Prompts,
local.
An on-device LLM pipeline. Stream CSV prompts in, run them through TinyLlama on the host CPU, output answers to a CLI. No cloud. No API key. The model never leaves the box.
An LLM
that never phones home.
The mainstream pattern for using a language model in a pipeline is to post a prompt to a hosted API. That gives you, in exchange for fluency, a third party reading every prompt and every answer.
This pipeline does not do that. The model file lives next to the workflow. A signed Protor extension loads it into the process. Prompts arrive over CSV. Answers go out over CLI or another CSV. The network adapter is not even initialised.
For a bank scoring a customer-letter draft, a hospital summarising a clinical note, or a city extracting structure from a permit, this changes the threat model entirely. The model is small. The privacy is total.
Three nodes,
one .viow file.
From E2E Tests/LocalLLM/localllm-tinyllama-csv-to-cli.viow. Smallest workflow on the whole site.

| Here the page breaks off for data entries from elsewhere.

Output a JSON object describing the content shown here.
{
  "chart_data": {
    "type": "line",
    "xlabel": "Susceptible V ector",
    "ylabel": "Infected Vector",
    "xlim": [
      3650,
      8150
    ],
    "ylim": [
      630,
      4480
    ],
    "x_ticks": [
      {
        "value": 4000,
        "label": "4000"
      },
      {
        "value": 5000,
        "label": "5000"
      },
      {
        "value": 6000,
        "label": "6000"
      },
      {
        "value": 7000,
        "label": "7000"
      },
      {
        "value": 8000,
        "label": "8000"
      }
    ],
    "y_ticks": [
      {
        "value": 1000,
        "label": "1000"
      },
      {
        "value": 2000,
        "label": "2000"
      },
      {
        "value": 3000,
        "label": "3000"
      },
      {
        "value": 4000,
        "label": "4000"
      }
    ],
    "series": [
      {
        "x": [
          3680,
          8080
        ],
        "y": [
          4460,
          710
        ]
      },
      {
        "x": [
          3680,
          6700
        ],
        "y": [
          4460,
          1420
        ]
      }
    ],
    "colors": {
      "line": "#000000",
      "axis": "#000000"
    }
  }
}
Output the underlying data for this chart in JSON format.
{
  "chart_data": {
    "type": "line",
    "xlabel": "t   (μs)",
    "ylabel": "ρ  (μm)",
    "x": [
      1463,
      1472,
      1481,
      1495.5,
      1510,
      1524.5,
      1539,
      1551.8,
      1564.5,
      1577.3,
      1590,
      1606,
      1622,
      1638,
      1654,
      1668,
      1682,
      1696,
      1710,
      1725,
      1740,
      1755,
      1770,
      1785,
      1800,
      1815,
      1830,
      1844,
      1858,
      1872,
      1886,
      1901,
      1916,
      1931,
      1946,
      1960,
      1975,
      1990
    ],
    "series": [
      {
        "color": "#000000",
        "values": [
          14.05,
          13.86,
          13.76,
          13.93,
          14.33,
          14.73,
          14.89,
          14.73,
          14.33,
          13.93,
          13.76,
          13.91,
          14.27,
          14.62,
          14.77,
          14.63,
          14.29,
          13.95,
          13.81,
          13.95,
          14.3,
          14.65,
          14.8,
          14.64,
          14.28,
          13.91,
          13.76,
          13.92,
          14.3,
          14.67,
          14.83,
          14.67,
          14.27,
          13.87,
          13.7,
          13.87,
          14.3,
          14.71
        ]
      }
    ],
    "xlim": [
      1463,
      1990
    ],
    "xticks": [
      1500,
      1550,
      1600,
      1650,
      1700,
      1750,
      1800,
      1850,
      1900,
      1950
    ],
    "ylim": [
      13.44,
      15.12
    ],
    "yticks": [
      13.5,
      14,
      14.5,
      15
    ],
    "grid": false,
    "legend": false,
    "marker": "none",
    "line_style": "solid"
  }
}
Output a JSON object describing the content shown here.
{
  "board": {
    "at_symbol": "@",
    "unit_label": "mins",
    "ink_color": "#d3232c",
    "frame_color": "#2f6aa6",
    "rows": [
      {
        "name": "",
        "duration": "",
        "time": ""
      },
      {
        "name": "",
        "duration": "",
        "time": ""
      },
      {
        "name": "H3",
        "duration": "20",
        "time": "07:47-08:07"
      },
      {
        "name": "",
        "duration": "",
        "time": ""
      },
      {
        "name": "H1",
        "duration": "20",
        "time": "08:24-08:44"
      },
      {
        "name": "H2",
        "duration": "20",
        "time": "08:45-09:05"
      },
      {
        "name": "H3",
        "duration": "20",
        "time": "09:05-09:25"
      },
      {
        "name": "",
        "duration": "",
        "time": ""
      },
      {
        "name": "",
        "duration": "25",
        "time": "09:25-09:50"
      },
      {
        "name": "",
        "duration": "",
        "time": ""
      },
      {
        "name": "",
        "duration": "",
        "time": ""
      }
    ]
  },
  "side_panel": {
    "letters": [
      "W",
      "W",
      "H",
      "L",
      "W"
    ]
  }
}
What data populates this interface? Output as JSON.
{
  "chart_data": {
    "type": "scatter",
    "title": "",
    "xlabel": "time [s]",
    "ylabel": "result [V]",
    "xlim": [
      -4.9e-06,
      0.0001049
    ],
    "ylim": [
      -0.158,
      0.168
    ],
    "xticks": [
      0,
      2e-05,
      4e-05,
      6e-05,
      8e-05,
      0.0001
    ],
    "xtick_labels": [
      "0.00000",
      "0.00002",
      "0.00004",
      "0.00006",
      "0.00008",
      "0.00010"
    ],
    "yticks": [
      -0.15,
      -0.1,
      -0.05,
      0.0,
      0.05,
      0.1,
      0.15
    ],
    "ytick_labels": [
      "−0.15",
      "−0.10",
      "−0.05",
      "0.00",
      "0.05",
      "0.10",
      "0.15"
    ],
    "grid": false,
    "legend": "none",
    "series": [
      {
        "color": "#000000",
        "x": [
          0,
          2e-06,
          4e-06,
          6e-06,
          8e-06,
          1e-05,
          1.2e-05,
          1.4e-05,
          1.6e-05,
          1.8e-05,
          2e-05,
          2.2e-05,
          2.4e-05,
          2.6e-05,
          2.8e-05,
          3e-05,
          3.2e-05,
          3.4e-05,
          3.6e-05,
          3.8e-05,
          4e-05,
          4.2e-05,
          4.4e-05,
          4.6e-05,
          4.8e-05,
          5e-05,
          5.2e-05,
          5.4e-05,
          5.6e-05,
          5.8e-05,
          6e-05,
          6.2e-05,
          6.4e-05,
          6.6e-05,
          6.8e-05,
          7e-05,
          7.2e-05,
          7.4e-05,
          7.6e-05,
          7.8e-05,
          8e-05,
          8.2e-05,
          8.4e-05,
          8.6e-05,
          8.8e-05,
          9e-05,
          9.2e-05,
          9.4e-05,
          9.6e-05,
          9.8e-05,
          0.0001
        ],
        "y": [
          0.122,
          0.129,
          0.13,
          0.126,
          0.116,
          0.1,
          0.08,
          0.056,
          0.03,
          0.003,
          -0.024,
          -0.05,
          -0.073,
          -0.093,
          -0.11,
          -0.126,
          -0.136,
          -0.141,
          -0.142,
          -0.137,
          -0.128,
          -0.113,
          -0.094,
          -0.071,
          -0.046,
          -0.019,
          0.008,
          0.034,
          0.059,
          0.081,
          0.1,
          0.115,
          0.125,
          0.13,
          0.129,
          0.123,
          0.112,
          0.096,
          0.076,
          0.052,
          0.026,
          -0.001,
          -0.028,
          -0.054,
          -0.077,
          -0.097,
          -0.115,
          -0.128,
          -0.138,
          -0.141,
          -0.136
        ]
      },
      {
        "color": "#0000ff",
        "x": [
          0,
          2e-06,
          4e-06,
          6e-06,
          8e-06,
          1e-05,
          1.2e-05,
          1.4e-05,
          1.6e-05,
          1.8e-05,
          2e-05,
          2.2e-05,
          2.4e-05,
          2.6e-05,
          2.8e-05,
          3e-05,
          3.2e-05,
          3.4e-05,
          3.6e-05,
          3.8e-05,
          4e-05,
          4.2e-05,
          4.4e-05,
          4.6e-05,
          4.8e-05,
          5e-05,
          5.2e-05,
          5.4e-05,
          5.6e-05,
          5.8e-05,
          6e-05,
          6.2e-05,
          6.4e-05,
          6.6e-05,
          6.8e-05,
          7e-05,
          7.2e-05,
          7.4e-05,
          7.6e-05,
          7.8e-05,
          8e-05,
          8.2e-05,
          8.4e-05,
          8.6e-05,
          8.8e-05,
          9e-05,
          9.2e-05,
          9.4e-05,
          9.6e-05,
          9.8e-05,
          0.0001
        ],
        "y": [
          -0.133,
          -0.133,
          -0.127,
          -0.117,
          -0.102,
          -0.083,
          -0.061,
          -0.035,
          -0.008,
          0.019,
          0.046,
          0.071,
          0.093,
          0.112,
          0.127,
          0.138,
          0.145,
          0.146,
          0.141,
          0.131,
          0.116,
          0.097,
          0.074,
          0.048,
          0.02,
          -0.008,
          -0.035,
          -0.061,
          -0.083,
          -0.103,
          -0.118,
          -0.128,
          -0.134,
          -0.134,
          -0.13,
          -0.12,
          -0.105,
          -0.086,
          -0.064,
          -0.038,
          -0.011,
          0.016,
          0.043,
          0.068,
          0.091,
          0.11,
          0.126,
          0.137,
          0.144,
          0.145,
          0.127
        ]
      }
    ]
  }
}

A sibling workflow localllm-csv-to-cli.viow uses a configurable model loader for swap-in alternatives — Phi, Qwen, Mistral, anything ONNX-compatible.
Why local LLMs
are getting good.
A short list of why this is suddenly practical on commodity hardware.
| Trend | What it gives you |
|---|---|
| Small models (TinyLlama, Phi-3-mini, Qwen-2.5-1.5B) | 1–4 B parameters that run on a CPU at usable token rates. |
| Quantisation (Q4 / Q5 / GGUF, ONNX INT8) | Model fits in 1–4 GB RAM. Workstation-class is enough. |
| Domain fine-tunes | A small model that is good at one thing matches a big model that is OK at everything. |
| Deterministic decoding (seed + temperature 0) | Same prompt + same model → same answer. Replayable evidence. |
Why this matters.
- Sovereign-grade language AI. An LLM that can be deployed inside a regulator, a defence integrator, a hospital — with no policy waiver required for cross-border data flow.
- Same workflow shape as everything else. CSV in, CSV out. Drop the LLM node next to any other Protor pipeline.
- Replayable. With deterministic decoding the same prompt produces the same answer — every audit, every six months, every time.